„Da hinten fing die Polizei an, in die Luft zu schießen“, sagt Wendy Galarza. Sie deutet in Richtung einer Ecke auf einem zentralen Platz in der Innenstadt von Cancún, einem beliebten Urlaubsort im Südosten Mexikos. Die Aktivistin nahm am 9. November 2020 an einer Demonstration teil. In Quintana Roo, dem Bundesstaat, in dem Cancún liegt, war die Zahl der Femizide zuvor stark angestiegen. Um ihrer Wut und Trauer Ausdruck zu verleihen, zog es Wendy gemeinsam mit anderen Demonstrant:innen auf die Straße. Doch sogar dort erfuhren die Frauen Gewalt. „Irgendwann schossen sie dann auch in die Menge“, erzählt Wendy. Erst später bemerkte sie, dass umherfliegende Kugeln sie am Bein und am Bauch getroffen hatten.

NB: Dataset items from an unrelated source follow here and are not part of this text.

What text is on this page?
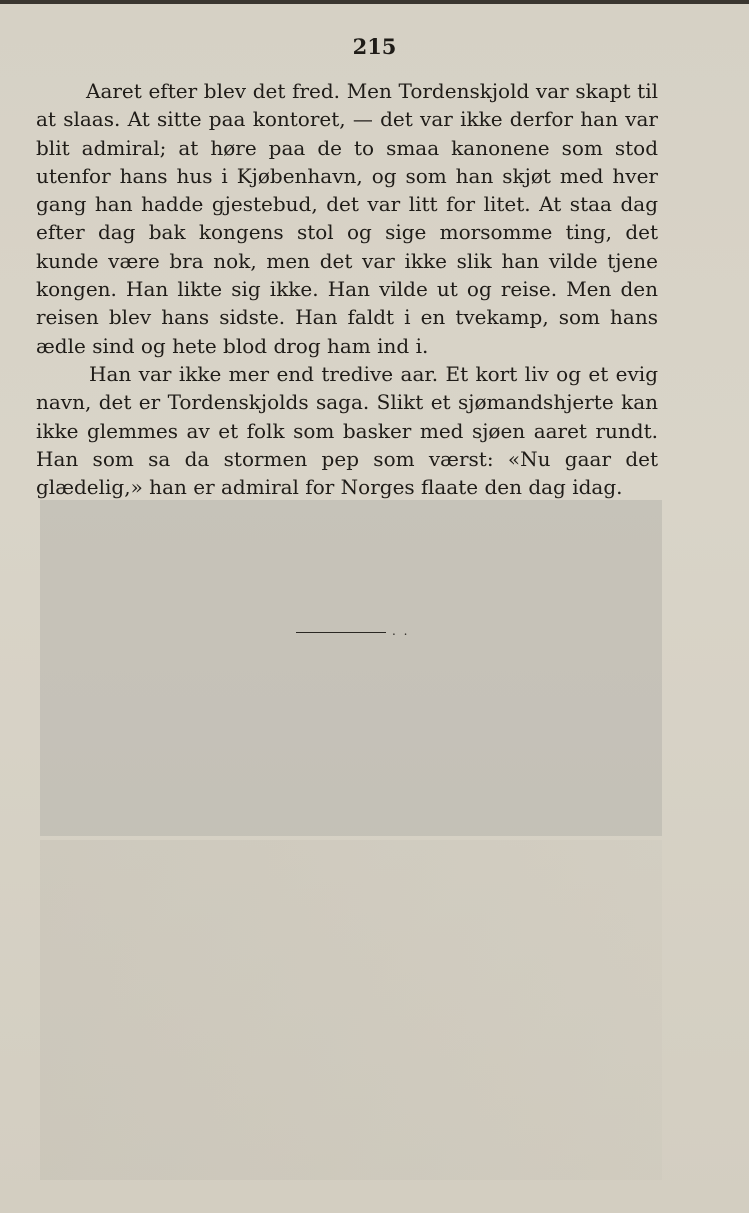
215

Aaret efter blev det fred. Men Tordenskjold var skapt til at slaas. At sitte paa kontoret, — det var ikke derfor han var blit admiral; at høre paa de to smaa kanonene som stod utenfor hans hus i Kjøbenhavn, og som han skjøt med hver gang han hadde gjestebud, det var litt for litet. At staa dag efter dag bak kongens stol og sige morsomme ting, det kunde være bra nok, men det var ikke slik han vilde tjene kongen. Han likte sig ikke. Han vilde ut og reise. Men den reisen blev hans sidste. Han faldt i en tvekamp, som hans ædle sind og hete blod drog ham ind i.

Han var ikke mer end tredive aar. Et kort liv og et evig navn, det er Tordenskjolds saga. Slikt et sjømandshjerte kan ikke glemmes av et folk som basker med sjøen aaret rundt. Han som sa da stormen pep som værst: «Nu gaar det glædelig,» han er admiral for Norges flaate den dag idag.

. .
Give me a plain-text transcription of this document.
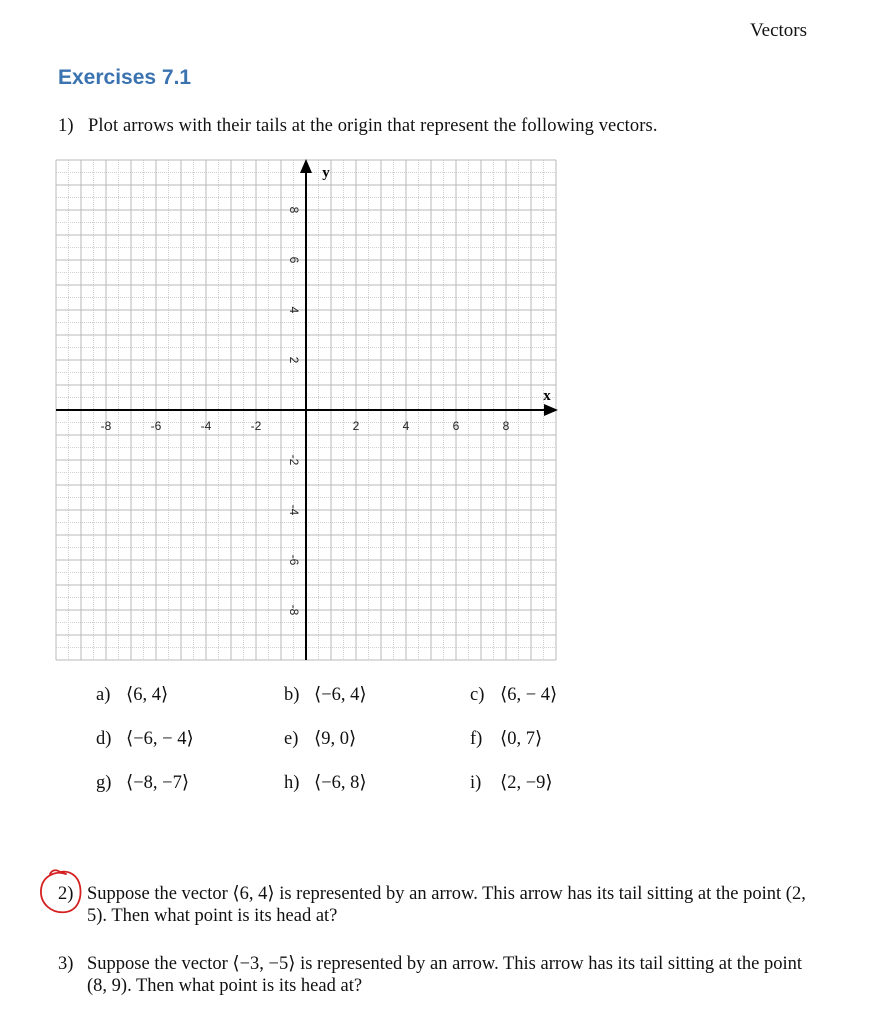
Vectors
Exercises 7.1
1) Plot arrows with their tails at the origin that represent the following vectors.
x
y
-8	-6	-4	-2	2	4	6	8
8
6
4
2
-2
-4
-6
-8
a) ⟨6, 4⟩	b) ⟨−6, 4⟩	c) ⟨6, − 4⟩
d) ⟨−6, − 4⟩	e) ⟨9, 0⟩	f) ⟨0, 7⟩
g) ⟨−8, −7⟩	h) ⟨−6, 8⟩	i) ⟨2, −9⟩
2) Suppose the vector ⟨6, 4⟩ is represented by an arrow. This arrow has its tail sitting at the point (2, 5). Then what point is its head at?
3) Suppose the vector ⟨−3, −5⟩ is represented by an arrow. This arrow has its tail sitting at the point (8, 9). Then what point is its head at?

Wendy beschreibt, wie sie gemeinsam mit ihrem Partner versuchte zu flüchten. Sie wollten mit ihrem Motorrad wegfahren, doch ein Polizist kam von hinten angerannt und trat ihnen in die Beine, sodass sie beide stürzten. Als sie bereits auf dem Boden lagen, schlugen er und weitere Polizisten auf sie ein. Wendy zeigt ein Video, in dem zu sehen ist, wie einer von ihnen sogar einen Schlagstock verwendet: „Es war schlimmer, als Worte beschreiben können.“
In Mexiko nimmt die Gewalt gegen Frauen seit Jahren zu. Allein zwischen 2015 und 2019 stieg die Zahl der Frauenmorde um 137 Prozent. Täglich werden in Mexiko etwa 94 Menschen ermordet. Im Jahr 2021 wurden insgesamt 34.312 Morde verübt; ein großer Teil davon ist kriminellen Banden zuzuordnen. Im Schnitt gehören täglich auch zehn Frauen zu den Opfern. Dass auch staatliche Sicherheitskräfte tödliche Gewalt anwenden, ist keine Seltenheit. Nur ein Viertel der Frauenmorde wird offiziellen Angaben zufolge als Femizid anerkannt, also als Mord, der aufgrund des Geschlechts verübt wird. Das liegt auch an der Haltung der Regierung: Der mexikanische Präsident selbst diskreditierte pauschal alle Proteste der Frauen, weil es dabei in der Vergangenheit auch gewaltsame Ausschreitungen gab. Die hohe Mordrate an Frauen spielte er herunter – und nur ein Bruchteil der Morde wird von den Behörden aufgeklärt.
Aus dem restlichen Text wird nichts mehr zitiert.